Seeing firsthand the incredible transformation that these youth undergo as a result of an arts education makes it very apparent that including the arts in education is not a luxury but a necessity. Organizations need to realize that arts education is, in fact, a core program, hence the transformation from STEM (science, technology, engineering, math) to STEAM.
It has been well documented that creative activities are some of the building blocks of child development. Motor skills in young children, decision making, enhanced academic performance, visual learning, inventiveness, cultural awareness, language development and improved self-esteem are just a few of the benefits of an arts education. Multiple studies have shown that students who do not have art classes miss out on this important creative outlet, could face difficulty with core subjects, have more behavioral problems and a higher dropout rate. Additionally, 93 percent of Americans value the arts as vital to a well-rounded education.
Then why are we eliminating arts in our education programs when one out of six jobs in Southern California is now in the creative industries and the creative economy is the second largest regional business sector?
The state’s budget crisis has significantly reduced the amount of time spent on arts education by 22 percent. By 2009, 60 percent of districts had shifted Arts & Music Block Grant funds away from these programs and 20 percent had eliminated arts programs altogether.
Organizations should support the arts because it is a sound investment with significant ROI. The arts generate prosperity, are economic drivers, create jobs, produce tax revenue, revitalize rural areas and inner cities, foster well being and promote critical thinking and innovation — all of which is critical to today’s 21st century work force.
The greatest gift that I personally was given by an arts education, and thankfully by a very generous donor, was being exposed to different ideas and lifestyles, families, thought processes and socio-economic ideas. My experience studying theater and dance gave me a well-rounded background and provided me with opportunities that I otherwise would not have had.
As executive director of the Moonlight Cultural Foundation, my goal is to expand current funds available to give more children an opportunity to engage in the foundation’s arts programs. I also wish to increase volunteer opportunities associated with Moonlight Cultural Foundation programs, expand the corporate portfolio for the summer season as well as new spring and fall programming in order to provide funds to support Moonlight Stage Productions’ costs associated with larger scale productions, implementing new technologies, drawing top talent on stage, in the orchestra and technical professionals.
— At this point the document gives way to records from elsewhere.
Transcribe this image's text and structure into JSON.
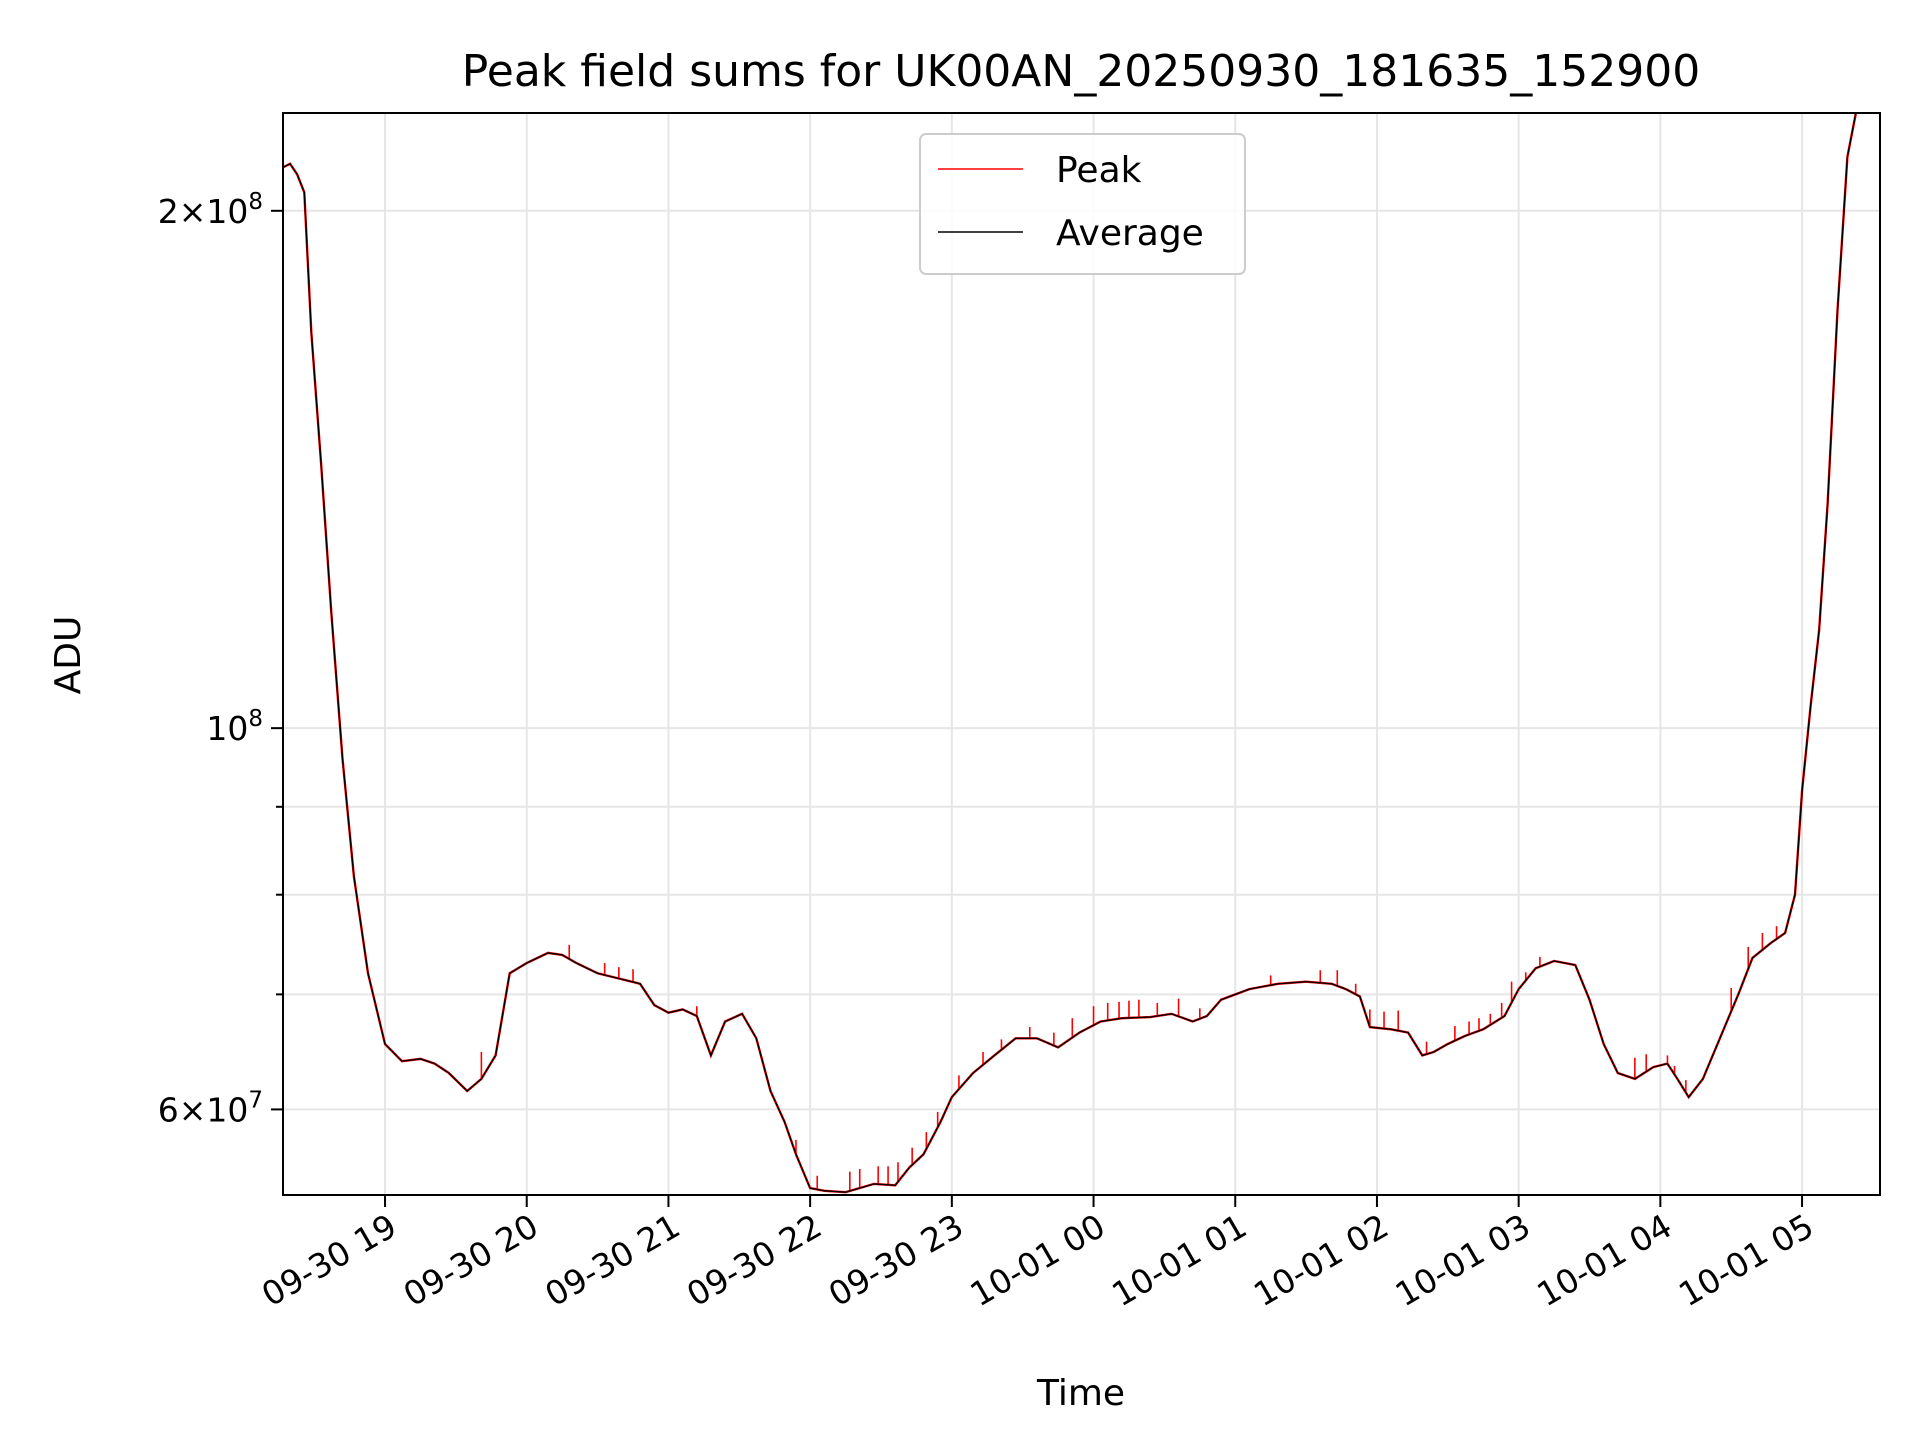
{
  "chart_data": {
    "type": "line",
    "title": "Peak field sums for UK00AN_20250930_181635_152900",
    "xlabel": "Time",
    "ylabel": "ADU",
    "yscale": "log",
    "xlim": [
      18.28,
      29.55
    ],
    "ylim": [
      53500000,
      228000000
    ],
    "x_unit": "hours since 2025-09-30 00:00",
    "grid": true,
    "legend_position": "upper-center",
    "x_ticks": [
      {
        "value": 19,
        "label": "09-30 19"
      },
      {
        "value": 20,
        "label": "09-30 20"
      },
      {
        "value": 21,
        "label": "09-30 21"
      },
      {
        "value": 22,
        "label": "09-30 22"
      },
      {
        "value": 23,
        "label": "09-30 23"
      },
      {
        "value": 24,
        "label": "10-01 00"
      },
      {
        "value": 25,
        "label": "10-01 01"
      },
      {
        "value": 26,
        "label": "10-01 02"
      },
      {
        "value": 27,
        "label": "10-01 03"
      },
      {
        "value": 28,
        "label": "10-01 04"
      },
      {
        "value": 29,
        "label": "10-01 05"
      }
    ],
    "y_ticks_major": [
      {
        "value": 60000000,
        "base": "6",
        "exp": "7"
      },
      {
        "value": 100000000,
        "base": "",
        "exp": "8"
      },
      {
        "value": 200000000,
        "base": "2",
        "exp": "8"
      }
    ],
    "y_ticks_minor": [
      70000000,
      80000000,
      90000000
    ],
    "series": [
      {
        "name": "Average",
        "color": "#000000",
        "points": [
          [
            18.28,
            212000000
          ],
          [
            18.33,
            213000000
          ],
          [
            18.38,
            210000000
          ],
          [
            18.43,
            205000000
          ],
          [
            18.48,
            170000000
          ],
          [
            18.55,
            142000000
          ],
          [
            18.62,
            117000000
          ],
          [
            18.7,
            96000000
          ],
          [
            18.78,
            82000000
          ],
          [
            18.88,
            72000000
          ],
          [
            19.0,
            65500000
          ],
          [
            19.12,
            64000000
          ],
          [
            19.25,
            64200000
          ],
          [
            19.35,
            63800000
          ],
          [
            19.45,
            63000000
          ],
          [
            19.58,
            61500000
          ],
          [
            19.68,
            62500000
          ],
          [
            19.78,
            64500000
          ],
          [
            19.88,
            72000000
          ],
          [
            20.0,
            73000000
          ],
          [
            20.15,
            74000000
          ],
          [
            20.25,
            73800000
          ],
          [
            20.35,
            73000000
          ],
          [
            20.5,
            72000000
          ],
          [
            20.65,
            71500000
          ],
          [
            20.8,
            71000000
          ],
          [
            20.9,
            69000000
          ],
          [
            21.0,
            68300000
          ],
          [
            21.1,
            68600000
          ],
          [
            21.2,
            68000000
          ],
          [
            21.3,
            64500000
          ],
          [
            21.4,
            67500000
          ],
          [
            21.52,
            68200000
          ],
          [
            21.62,
            66000000
          ],
          [
            21.72,
            61500000
          ],
          [
            21.82,
            59000000
          ],
          [
            21.9,
            56500000
          ],
          [
            22.0,
            54000000
          ],
          [
            22.1,
            53800000
          ],
          [
            22.25,
            53700000
          ],
          [
            22.45,
            54300000
          ],
          [
            22.6,
            54200000
          ],
          [
            22.7,
            55500000
          ],
          [
            22.8,
            56500000
          ],
          [
            22.92,
            59000000
          ],
          [
            23.0,
            61000000
          ],
          [
            23.15,
            63000000
          ],
          [
            23.3,
            64500000
          ],
          [
            23.45,
            66000000
          ],
          [
            23.6,
            66000000
          ],
          [
            23.75,
            65200000
          ],
          [
            23.9,
            66500000
          ],
          [
            24.05,
            67500000
          ],
          [
            24.2,
            67800000
          ],
          [
            24.4,
            67900000
          ],
          [
            24.55,
            68200000
          ],
          [
            24.7,
            67500000
          ],
          [
            24.8,
            68000000
          ],
          [
            24.9,
            69500000
          ],
          [
            25.1,
            70500000
          ],
          [
            25.3,
            71000000
          ],
          [
            25.5,
            71200000
          ],
          [
            25.68,
            71000000
          ],
          [
            25.78,
            70500000
          ],
          [
            25.88,
            69800000
          ],
          [
            25.95,
            67000000
          ],
          [
            26.1,
            66800000
          ],
          [
            26.22,
            66500000
          ],
          [
            26.32,
            64500000
          ],
          [
            26.4,
            64800000
          ],
          [
            26.5,
            65500000
          ],
          [
            26.62,
            66200000
          ],
          [
            26.75,
            66800000
          ],
          [
            26.9,
            68000000
          ],
          [
            27.0,
            70500000
          ],
          [
            27.12,
            72500000
          ],
          [
            27.25,
            73200000
          ],
          [
            27.4,
            72800000
          ],
          [
            27.5,
            69500000
          ],
          [
            27.6,
            65500000
          ],
          [
            27.7,
            63000000
          ],
          [
            27.82,
            62500000
          ],
          [
            27.95,
            63500000
          ],
          [
            28.05,
            63800000
          ],
          [
            28.12,
            62500000
          ],
          [
            28.2,
            61000000
          ],
          [
            28.3,
            62500000
          ],
          [
            28.42,
            66000000
          ],
          [
            28.55,
            70000000
          ],
          [
            28.65,
            73500000
          ],
          [
            28.78,
            75000000
          ],
          [
            28.88,
            76000000
          ],
          [
            28.95,
            80000000
          ],
          [
            29.0,
            92000000
          ],
          [
            29.06,
            103000000
          ],
          [
            29.12,
            114000000
          ],
          [
            29.18,
            135000000
          ],
          [
            29.25,
            175000000
          ],
          [
            29.32,
            215000000
          ],
          [
            29.38,
            228000000
          ]
        ]
      },
      {
        "name": "Peak",
        "color": "#ff0000",
        "spikes": [
          [
            19.68,
            64800000
          ],
          [
            20.3,
            74800000
          ],
          [
            20.55,
            73000000
          ],
          [
            20.65,
            72600000
          ],
          [
            20.75,
            72400000
          ],
          [
            21.2,
            68900000
          ],
          [
            21.9,
            57600000
          ],
          [
            22.05,
            54900000
          ],
          [
            22.28,
            55200000
          ],
          [
            22.35,
            55400000
          ],
          [
            22.48,
            55600000
          ],
          [
            22.55,
            55600000
          ],
          [
            22.62,
            55900000
          ],
          [
            22.72,
            57000000
          ],
          [
            22.82,
            58200000
          ],
          [
            22.9,
            59800000
          ],
          [
            23.05,
            62800000
          ],
          [
            23.22,
            64800000
          ],
          [
            23.35,
            65900000
          ],
          [
            23.55,
            67000000
          ],
          [
            23.72,
            66500000
          ],
          [
            23.85,
            67800000
          ],
          [
            24.0,
            68900000
          ],
          [
            24.1,
            69200000
          ],
          [
            24.18,
            69300000
          ],
          [
            24.25,
            69400000
          ],
          [
            24.32,
            69500000
          ],
          [
            24.45,
            69200000
          ],
          [
            24.6,
            69600000
          ],
          [
            24.75,
            68700000
          ],
          [
            25.25,
            71800000
          ],
          [
            25.6,
            72300000
          ],
          [
            25.72,
            72300000
          ],
          [
            25.85,
            71000000
          ],
          [
            25.95,
            68600000
          ],
          [
            26.05,
            68400000
          ],
          [
            26.15,
            68500000
          ],
          [
            26.35,
            65700000
          ],
          [
            26.55,
            67100000
          ],
          [
            26.65,
            67500000
          ],
          [
            26.72,
            67800000
          ],
          [
            26.8,
            68200000
          ],
          [
            26.88,
            69200000
          ],
          [
            26.95,
            71200000
          ],
          [
            27.05,
            72100000
          ],
          [
            27.15,
            73600000
          ],
          [
            27.82,
            64300000
          ],
          [
            27.9,
            64600000
          ],
          [
            28.05,
            64500000
          ],
          [
            28.1,
            63600000
          ],
          [
            28.18,
            62400000
          ],
          [
            28.5,
            70600000
          ],
          [
            28.62,
            74600000
          ],
          [
            28.72,
            76000000
          ],
          [
            28.82,
            76700000
          ],
          [
            28.92,
            78500000
          ]
        ]
      }
    ]
  }
}
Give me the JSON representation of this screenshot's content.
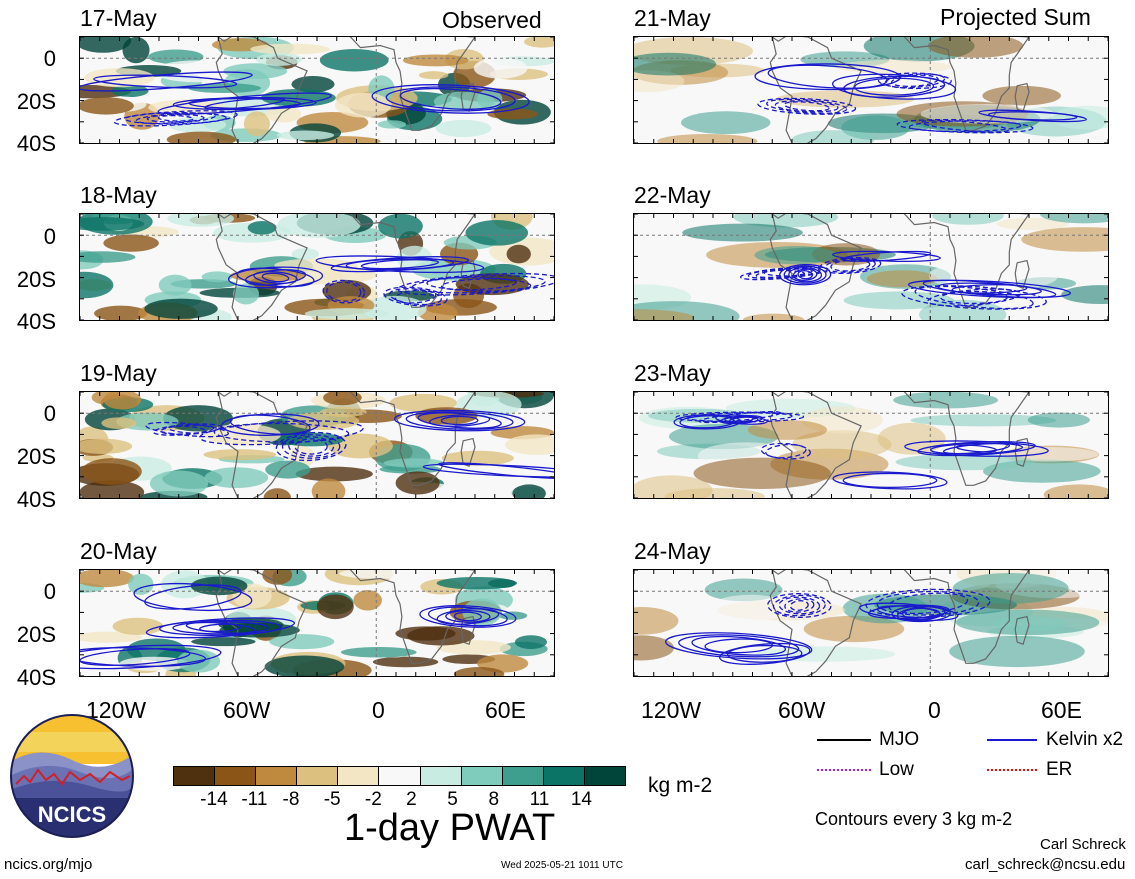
{
  "columns": {
    "left": "Observed",
    "right": "Projected Sum"
  },
  "panels_left": [
    "17-May",
    "18-May",
    "19-May",
    "20-May"
  ],
  "panels_right": [
    "21-May",
    "22-May",
    "23-May",
    "24-May"
  ],
  "lat_labels": [
    "0",
    "20S",
    "40S"
  ],
  "lon_labels": [
    "120W",
    "60W",
    "0",
    "60E"
  ],
  "colorbar": {
    "ticks": [
      "-14",
      "-11",
      "-8",
      "-5",
      "-2",
      "2",
      "5",
      "8",
      "11",
      "14"
    ],
    "colors": [
      "#4f300f",
      "#8b5518",
      "#bf8a3e",
      "#dcc07f",
      "#f2e6c4",
      "#f8f8f8",
      "#c9ece2",
      "#7fcbbc",
      "#3e9f8f",
      "#0c7466",
      "#01443a"
    ],
    "units": "kg m-2",
    "title": "1-day PWAT"
  },
  "legend": {
    "mjo": "MJO",
    "kelvin": "Kelvin x2",
    "low": "Low",
    "er": "ER",
    "colors": {
      "mjo": "#000000",
      "kelvin": "#1a1acc",
      "low": "#a020f0",
      "er": "#dd1111"
    },
    "note": "Contours every 3 kg m-2"
  },
  "logo_text": "NCICS",
  "footer": {
    "left": "ncics.org/mjo",
    "center": "Wed 2025-05-21 1011 UTC",
    "author": "Carl Schreck",
    "email": "carl_schreck@ncsu.edu"
  }
}
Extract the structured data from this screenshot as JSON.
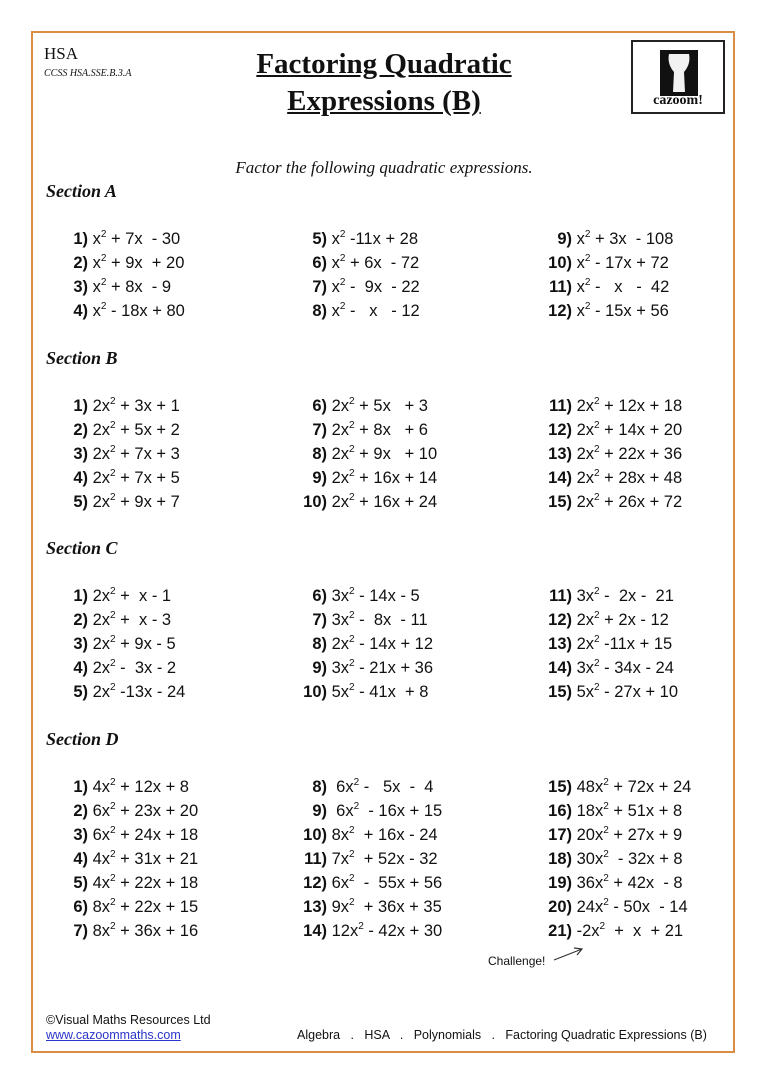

I encourage organizations to join us in ensuring that the arts are not taken away from our youth. Help youth build self-esteem and confidence. Help them find their creative voice. Help them discover opportunity and learn about other cultures. The creative industry is one of the major driving forces of our economy and yet 85 percent of surveyed business executives indicated that they are currently having difficulty recruiting individuals who possess creative ability.
There are many more Celeste Butlers out there in the world and we need to feed that talent so that it grows and produces positive outcomes for youth and our entire society.
Toria Watson is the executive director of the Moonlight Cultural Foundation, a 501(c)(3) nonprofit organization. The foundation was formed in 1974 and is the fundraising arm as well as the producing partner for Moonlight Stage Productions, a program of the City of Vista.